Existia uma espécie de subgênero do “coming of age” que explodiu de popularidade nos anos 80 na mesma proporção que serviu de trampolim para carreiras de muitos atores. O modelo era sempre o mesmo: dois ou três jovens meninos que estavam crescendo juntos e tinham que lidar com questões ligadas a sexo, adolescência e trapalhadas, sempre em um mundo em que só eles se consideravam adultos.
Coisas como O Último Americano Virgem, Vida Maluca, A Primeira Transa de Jonathan e Férias do Barulho não foram um sucesso tão grande nos cinemas, mas explodiram no VHS e depois foram a sensação dos canais abertos com sessões de filmes mais noturnas, afinal, sempre sobravam uma ou outra nudez.
Mas o cinema brasileiro é diferente, a gente sempre tem algo a dizer, mesmo diante de uma estrutura tão batida e conhecida. Kasa Branca é exatamente um exemplo disso.
Ainda que o filme e Luciano Vidigal tenha como ponto de partida a história de Dé (Big Jaum) e sua avó Dona Almerinda (Teca Pereira) em um estado avançado de Alzheimer, logo o filme se abre em um “coming of age” onde ele e seus dois melhores amigos, Adrianim e Cardosinho (Diego Francisco e Gi Fernandes) precisam aprender a crescer.
O filme está sempre em torno de Dé e é impossível não se apaixonar pelo personagem e seu esforço para dar o mínimo de conforto para a vó nesses possíveis últimos dias dela, mas Kasa Branca tem coração suficiente para os dois amigos terem também seus arcos, preocupações, amores e esperanças, já que eles começam a tentar ajudar Dé a levar a Dona Almerinda para alguns lugares que encontram em velhas fotos guardadas.
Kasa Branca é sobre isso e também sobre crescer na comunidade periférica da Chatuba, no Rio de Janeiro. Um filme que abraça tanta coisa de um jeito tão honesto, delicado e sensível que tudo parece estar no foco da trama. Principalmente, pois ele sabe que, enquanto acompanha esses que podem ser os últimos dias da Dona Almerinda, tem convicção que é também sobre o quanto os pequenos momentos de felicidade são os mais importante em qualquer idade que seus personagens estejam.

A história de Luciano Vidigal transita pela quebrada acompanhando esses personagens e, aos poucos, vai esbarrando nas pessoas que formam esse pequeno mundo que faz questão de ser ignorado e visto de longe dos holofotes, mas que produz gente incrível, amores sinceros, arte, cultura e esperança.
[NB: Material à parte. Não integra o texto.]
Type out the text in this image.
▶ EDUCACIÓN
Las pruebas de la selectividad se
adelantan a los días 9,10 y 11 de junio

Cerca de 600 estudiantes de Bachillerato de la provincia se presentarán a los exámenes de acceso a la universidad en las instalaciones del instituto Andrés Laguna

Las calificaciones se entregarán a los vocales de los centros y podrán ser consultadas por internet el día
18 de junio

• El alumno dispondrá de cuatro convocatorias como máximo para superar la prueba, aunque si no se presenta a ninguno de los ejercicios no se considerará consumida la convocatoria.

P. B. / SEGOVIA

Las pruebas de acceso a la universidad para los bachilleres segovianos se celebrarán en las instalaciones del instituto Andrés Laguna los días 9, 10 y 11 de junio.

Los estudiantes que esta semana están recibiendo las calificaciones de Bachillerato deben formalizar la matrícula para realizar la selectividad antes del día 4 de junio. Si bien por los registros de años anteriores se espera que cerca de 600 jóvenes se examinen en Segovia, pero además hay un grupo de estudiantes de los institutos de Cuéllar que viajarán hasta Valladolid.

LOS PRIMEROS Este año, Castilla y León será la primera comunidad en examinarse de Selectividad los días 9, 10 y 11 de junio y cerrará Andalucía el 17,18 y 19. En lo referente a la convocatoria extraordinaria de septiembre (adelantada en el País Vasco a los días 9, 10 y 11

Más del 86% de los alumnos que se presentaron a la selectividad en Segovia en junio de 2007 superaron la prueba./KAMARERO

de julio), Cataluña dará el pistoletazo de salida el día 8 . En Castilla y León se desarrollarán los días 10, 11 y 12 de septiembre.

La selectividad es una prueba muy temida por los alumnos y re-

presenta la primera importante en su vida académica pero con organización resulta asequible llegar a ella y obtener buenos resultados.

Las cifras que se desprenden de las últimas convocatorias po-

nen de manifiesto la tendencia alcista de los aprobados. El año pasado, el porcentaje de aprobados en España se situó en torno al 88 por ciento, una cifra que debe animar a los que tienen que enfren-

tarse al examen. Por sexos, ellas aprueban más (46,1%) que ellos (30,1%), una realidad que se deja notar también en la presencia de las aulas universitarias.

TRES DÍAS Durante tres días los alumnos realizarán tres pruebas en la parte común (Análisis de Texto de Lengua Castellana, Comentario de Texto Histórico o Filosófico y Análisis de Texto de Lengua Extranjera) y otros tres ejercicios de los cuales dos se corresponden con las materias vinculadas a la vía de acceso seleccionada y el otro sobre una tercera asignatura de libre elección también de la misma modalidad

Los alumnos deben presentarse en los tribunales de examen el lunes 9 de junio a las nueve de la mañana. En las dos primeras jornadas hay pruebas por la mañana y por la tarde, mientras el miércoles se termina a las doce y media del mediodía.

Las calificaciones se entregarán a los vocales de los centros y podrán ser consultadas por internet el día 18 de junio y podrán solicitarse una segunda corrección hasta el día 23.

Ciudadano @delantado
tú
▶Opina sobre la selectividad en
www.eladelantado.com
No único momento em que saem da Chatuba para ir até outra comunidade, são interrompidos e extorquidos pela polícia, o que demonstra o quanto esses três personagens parecem presos a eles mesmo e a esse lugar, o que não os impede de prevalecer.
A câmera de Vidigal se posiciona sempre como se soubesse que precisa aproveitar cada centímetro desse mundo e desses personagens. Olha nos olhos deles com vontade de conhecê-los e, por exemplo, encara sempre seu protagonista, Dé, como alguém que não está preparado para perder a esperança, mesmo diante das maiores dificuldades. A atuação de Big Jaum é impressionantes, Vidigal percebe isso e dá ao ator um filme que o enxerga como uma estrela.
Essa humanidade vai caminhando entre os três e nunca faz com que suas motivações escorreguem na preguiça de qualquer tipo de tragédia premeditada, Kasa Branca é difícil, mas tem sempre um bom humor ou uma vontade de passar por cima disso com uma força de quem sabe que no final tudo vai dar certo. Esse ar fresco de emoções toma o filme por completo e afogará os personagens desse sentimento incrível.
Feliz, divertido, emocionante e forte, cheio de espaço para lágrimas e tão bem construído que dói quando você percebe que está acabando e você não terá mais a oportunidade de estar com esses personagens. Até porque, você sabe que esses três meninos acabarão o filme muito mais homens e também muito mais unidos e preparados para enfrentar o mundo.
E se depois de tudo isso, ainda parece que colocar Kasa Branca na mesma prateleira de um “coming of age” americano meio vagabundo dos anos 80 é uma ofensa para ele (foi só uma comparação!), não se preocupe, esqueça isso e o chame de um dos melhores filmes de 2025.
“Kasa Branca” (Bra, 2024); escrito e dirigido por Luciano Vidigal; com Big Jaum, Teca Pereira, Diego Francisco, Gi Fernandes, Ramon Francisco, Babu Santana, Roberta Rodrigues, Ingrid Ranieri e Kibba.